A sério, embora já tivesse a percepção de que a escola é um lugar de mulheres, fiquei chocada com os números que encontrei no recém-publicado Educação em Números, referente aos anos de 2005 a 2020. Toma nota daquilo a que chamam “taxa de feminidade”: é de 99% no pré-escolar, de 87% no 1.º ciclo, e 72% no 2.º e 3.º ciclos.

Ana, o que isto quer dizer é que é mais difícil encontrar um educador de infância do sexo masculino do que um tigre na Serra da Malcata, e mesmo na primária são uma espécie rara. E tenho a certeza absoluta de que isto não é uma coisa boa, mas não vejo ninguém preocupado com as quotas neste sector.

É claro que haverá logo quem venha contestar a minha birra dizendo-me que se não há mais é porque eles não querem ser educadores ou professores — o exacto mesmo argumento que é utilizado para justificar a ausência de mulheres na política ou nas administrações das empresas. Não serve.

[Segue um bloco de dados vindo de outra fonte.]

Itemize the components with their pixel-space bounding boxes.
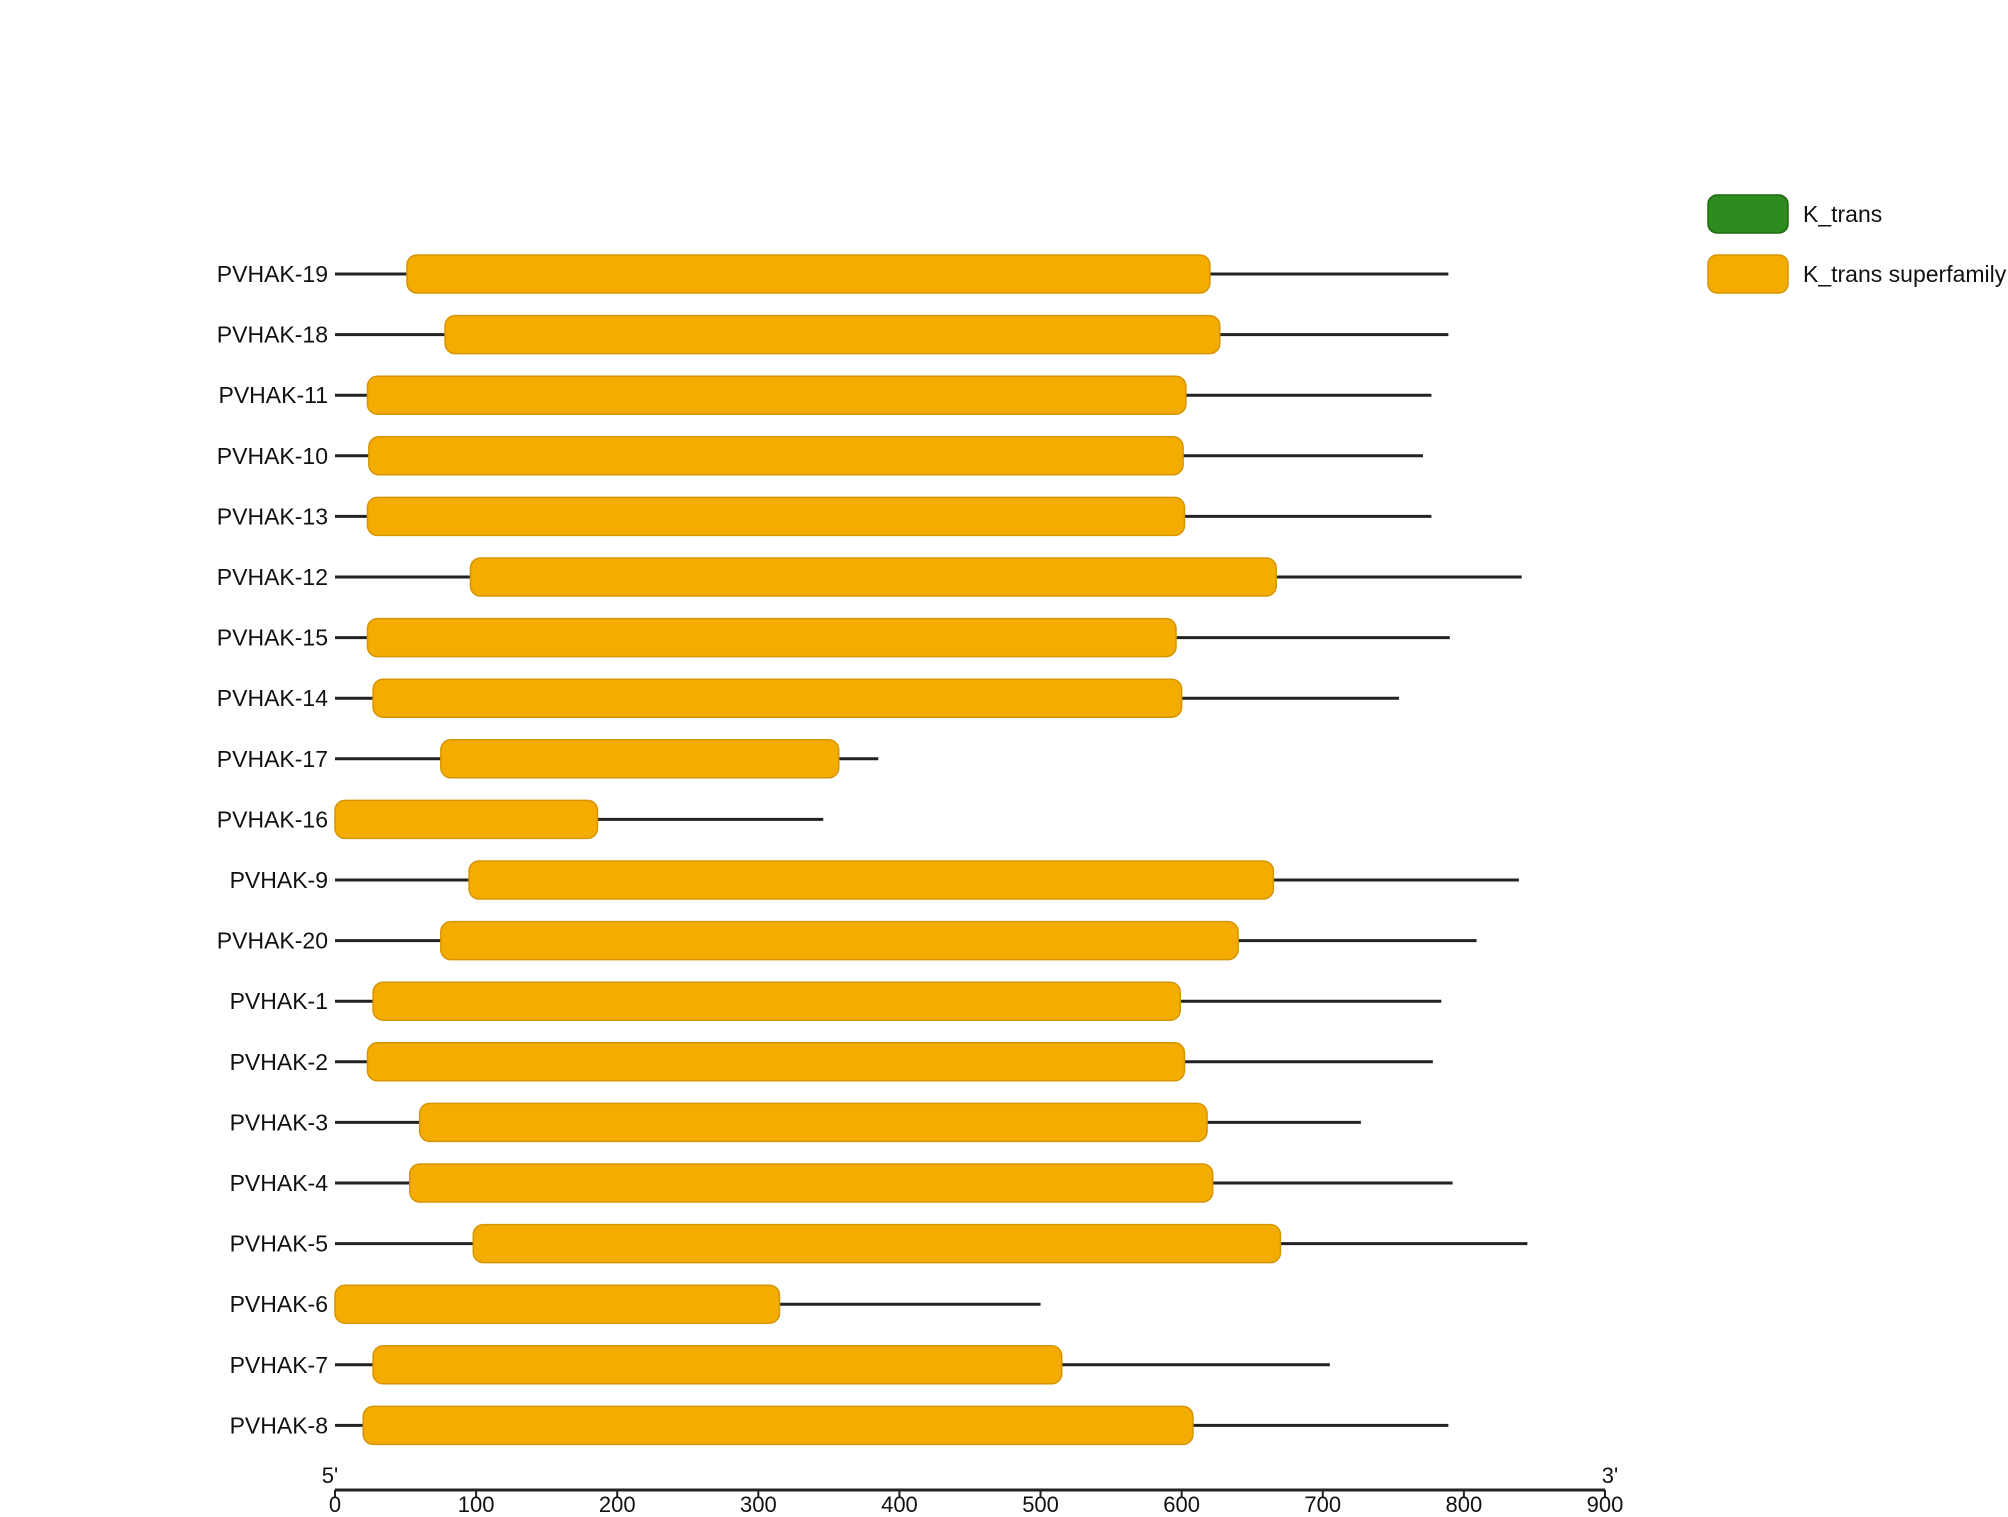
domain-bar: [362, 1405, 1194, 1446]
domain-bar: [472, 1223, 1282, 1264]
gene-label: PVHAK-15: [217, 625, 328, 651]
gene-label: PVHAK-18: [217, 322, 328, 348]
domain-bar: [372, 678, 1183, 718]
domain-bar: [366, 375, 1187, 415]
x-axis: 0 100 200 300 400 500 600 700 800 900 5' 3': [322, 1463, 1624, 1517]
gene-row: PVHAK-12: [217, 557, 1522, 597]
gene-row: PVHAK-9: [230, 860, 1519, 900]
domain-bar: [409, 1163, 1214, 1203]
axis-start-label: 5': [322, 1463, 338, 1488]
gene-label: PVHAK-5: [230, 1231, 328, 1257]
domain-bar: [366, 496, 1186, 537]
gene-label: PVHAK-10: [217, 443, 328, 469]
domain-bar: [372, 1345, 1063, 1385]
legend-label: K_trans: [1803, 201, 1882, 227]
domain-bar: [469, 557, 1277, 597]
gene-row: PVHAK-2: [230, 1042, 1433, 1082]
domain-bar: [418, 1102, 1208, 1143]
gene-label: PVHAK-14: [217, 685, 328, 711]
gene-row: PVHAK-11: [218, 375, 1432, 415]
gene-rows: PVHAK-19 PVHAK-18 PVHAK-11 PVHAK-10 PVHAK-13…: [217, 254, 1528, 1446]
legend-swatch: [1707, 194, 1789, 234]
x-tick-label: 100: [458, 1492, 495, 1517]
gene-label: PVHAK-12: [217, 564, 328, 590]
x-tick-label: 700: [1304, 1492, 1341, 1517]
gene-label: PVHAK-6: [230, 1291, 328, 1317]
domain-bar: [444, 314, 1221, 355]
gene-label: PVHAK-19: [217, 261, 328, 287]
gene-row: PVHAK-16: [217, 799, 824, 840]
domain-bar: [334, 1284, 781, 1324]
gene-label: PVHAK-11: [218, 382, 328, 408]
x-tick-label: 500: [1022, 1492, 1059, 1517]
x-tick-label: 600: [1163, 1492, 1200, 1517]
gene-label: PVHAK-1: [230, 988, 328, 1014]
gene-row: PVHAK-15: [217, 617, 1450, 658]
x-tick-label: 0: [329, 1492, 341, 1517]
axis-end-label: 3': [1602, 1463, 1618, 1488]
gene-label: PVHAK-8: [230, 1412, 328, 1438]
gene-label: PVHAK-2: [230, 1049, 328, 1075]
gene-row: PVHAK-13: [217, 496, 1432, 537]
gene-row: PVHAK-14: [217, 678, 1399, 718]
legend: K_trans K_trans superfamily: [1707, 194, 2007, 294]
domain-bar: [372, 981, 1182, 1021]
domain-bar: [366, 617, 1177, 658]
gene-row: PVHAK-8: [230, 1405, 1449, 1446]
gene-row: PVHAK-20: [217, 920, 1477, 961]
gene-row: PVHAK-1: [230, 981, 1442, 1021]
legend-label: K_trans superfamily: [1803, 261, 2007, 287]
gene-row: PVHAK-5: [230, 1223, 1528, 1264]
gene-row: PVHAK-6: [230, 1284, 1041, 1324]
gene-row: PVHAK-3: [230, 1102, 1361, 1143]
gene-row: PVHAK-4: [230, 1163, 1453, 1203]
gene-label: PVHAK-4: [230, 1170, 329, 1196]
x-tick-label: 200: [599, 1492, 636, 1517]
domain-bar: [366, 1042, 1186, 1082]
x-tick-label: 900: [1587, 1492, 1624, 1517]
gene-label: PVHAK-7: [230, 1352, 328, 1378]
gene-label: PVHAK-20: [217, 928, 328, 954]
gene-row: PVHAK-17: [217, 739, 879, 779]
gene-row: PVHAK-10: [217, 436, 1423, 476]
x-tick-label: 800: [1446, 1492, 1483, 1517]
legend-swatch: [1707, 254, 1789, 294]
x-tick-label: 400: [881, 1492, 918, 1517]
domain-bar: [468, 860, 1275, 900]
domain-bar: [334, 799, 599, 840]
gene-label: PVHAK-3: [230, 1109, 328, 1135]
gene-row: PVHAK-19: [217, 254, 1449, 294]
gene-label: PVHAK-17: [217, 746, 328, 772]
domain-bar: [440, 920, 1239, 961]
gene-row: PVHAK-18: [217, 314, 1449, 355]
gene-label: PVHAK-16: [217, 806, 328, 832]
gene-label: PVHAK-13: [217, 503, 328, 529]
gene-label: PVHAK-9: [230, 867, 328, 893]
gene-row: PVHAK-7: [230, 1345, 1330, 1385]
x-tick-label: 300: [740, 1492, 777, 1517]
domain-bar: [440, 739, 840, 779]
domain-bar: [368, 436, 1184, 476]
domain-bar: [406, 254, 1211, 294]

Ainda para mais porque tradicionalmente os professores primários eram homens, e se desapareceram da escola alguma razão haverá — talvez não queiram mergulhar num mundo só de mulheres, provavelmente a profissão ficou de tal forma associada a um território feminino que a pressão é grande para que um rapaz não venha a ser professor.

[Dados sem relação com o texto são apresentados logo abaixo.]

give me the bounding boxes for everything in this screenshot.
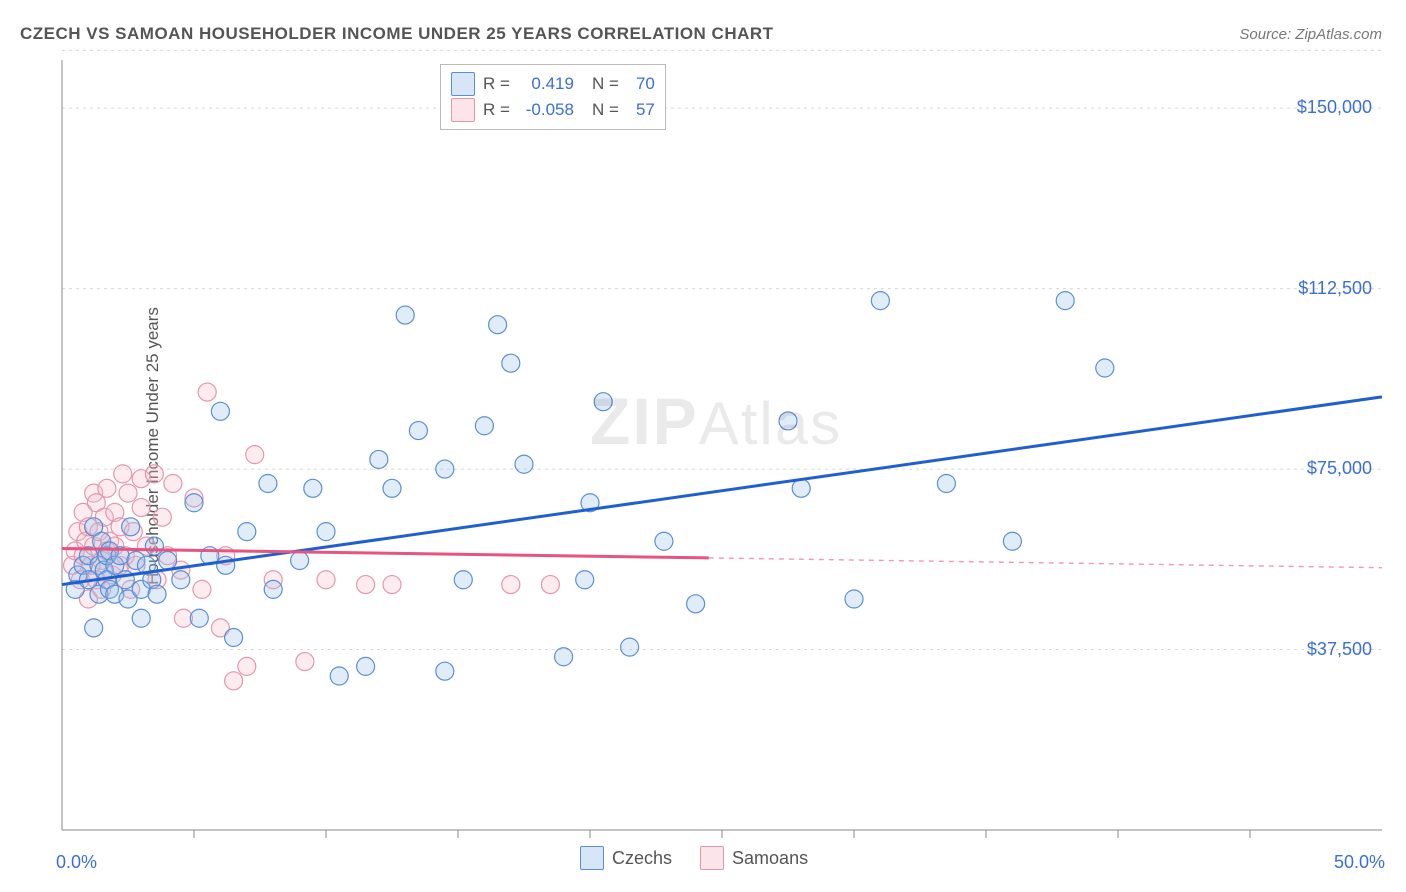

Mas o que sei, e me preocupa muito, é que quando fiz a pergunta a uma responsável por uma instituição de formação de educadores de infância, a resposta foi de que os jardins-de-infância e as escolas primárias tendem a preferir contratar uma mulher porque os pais associam professores-homens à pedofilia e ao abuso. Não querem que sejam eles a levar as meninas à casa de banho, e que cuidem delas de forma mais próxima. Não queria acreditar, mas juro que foi o que me disse.

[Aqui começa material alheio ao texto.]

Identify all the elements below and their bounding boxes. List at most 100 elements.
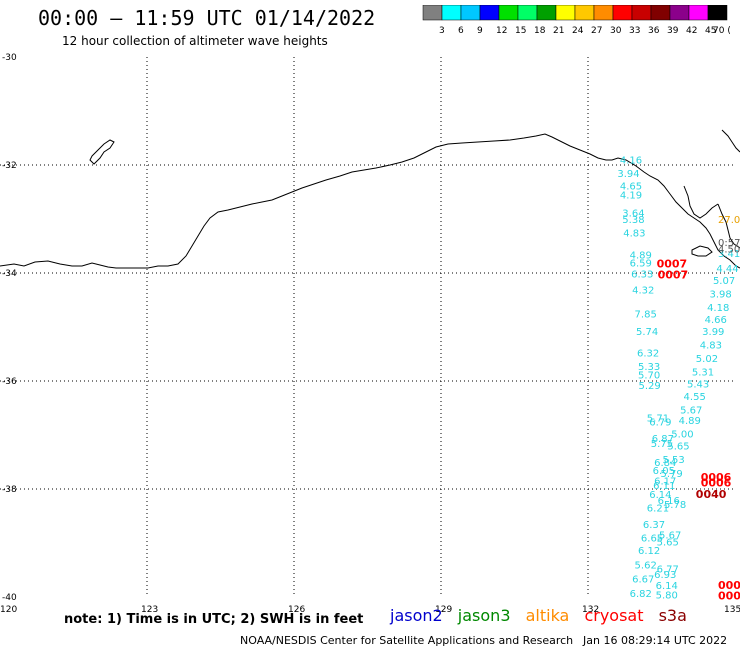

A minha birra ganhou a partir daí ainda mais força. Quero mais professores na escola!

Por isso, Ana, ajuda-me a reforçar a minha causa, respondendo-me a duas perguntas:

1. É verdadeira a minha intuição de que sobretudo os rapazes ganham muito em terem como educador ou professor um homem? Que eles ficam muito menos histéricos com as “lutas” e a irrequietude dos rapazes do que as educadoras/professoras? Que os deixam aventurar-se mais, e tendem a valorizar mais o conteúdo do que a forma (limpinha, arrumadinha, sublinhadinha a muitas cores, como muitas meninas gostam?).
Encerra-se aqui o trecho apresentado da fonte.